Describing his work, he said, “Boxes come down, cut them open, and put them on a cart. Then repeat that a few thousand times. They want you to keep moving constantly, but we’re not machines.”

Another worker added, “Some of the stuff they do in there is pretty rough. Like, standing in one spot for 11 hours. They only give you 15-minute breaks. There aren’t enough breaks. I’m sure for older people in their 50s and older it’s pretty rough. I’m a young cat so I can handle it.”

Another gas station attendant and a former Amazon worker commented, “Everything else has gone up, too. I mean, I have a pretty decent-paying job but I have three kids so it’s garbage. I make nothing really, because the cost of living is so expensive due to inflation and everything else.”

Reporters for the IAWV, after being asked to leave the warehouse parking lot by management, later spoke to workers at a nearby gas station where many Amazon workers stop after their shift.

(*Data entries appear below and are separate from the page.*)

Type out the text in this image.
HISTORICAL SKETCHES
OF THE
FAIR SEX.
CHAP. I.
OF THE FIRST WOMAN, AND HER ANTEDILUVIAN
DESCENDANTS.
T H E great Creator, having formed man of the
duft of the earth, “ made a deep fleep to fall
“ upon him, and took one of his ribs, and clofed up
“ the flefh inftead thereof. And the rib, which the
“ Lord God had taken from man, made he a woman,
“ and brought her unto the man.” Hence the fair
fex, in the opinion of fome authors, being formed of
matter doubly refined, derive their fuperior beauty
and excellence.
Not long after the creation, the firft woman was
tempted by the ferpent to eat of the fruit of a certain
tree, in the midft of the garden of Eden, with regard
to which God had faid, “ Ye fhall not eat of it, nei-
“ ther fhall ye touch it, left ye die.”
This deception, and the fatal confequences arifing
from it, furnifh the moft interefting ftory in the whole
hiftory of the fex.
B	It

One worker at a fast food restaurant inside also works at the fulfillment center. She said, “They’re forcing everyone to work 11-hour shifts. They used to make people work 12-hour shifts, through mandatory overtime (MOT), but daycares don’t keep kids for 12 hours so now they’ve shortened it to 11-hour shifts.”

Nicole, a gas station attendant who had a number of friends at Amazon, said, “My relative’s mom was fired because they said their surveillance videos showed her taking something, but they looked at the camera footage too and it didn’t show anything.” She added, “I wouldn’t want to work there with the heat in the summers. They should at least get air conditioning.”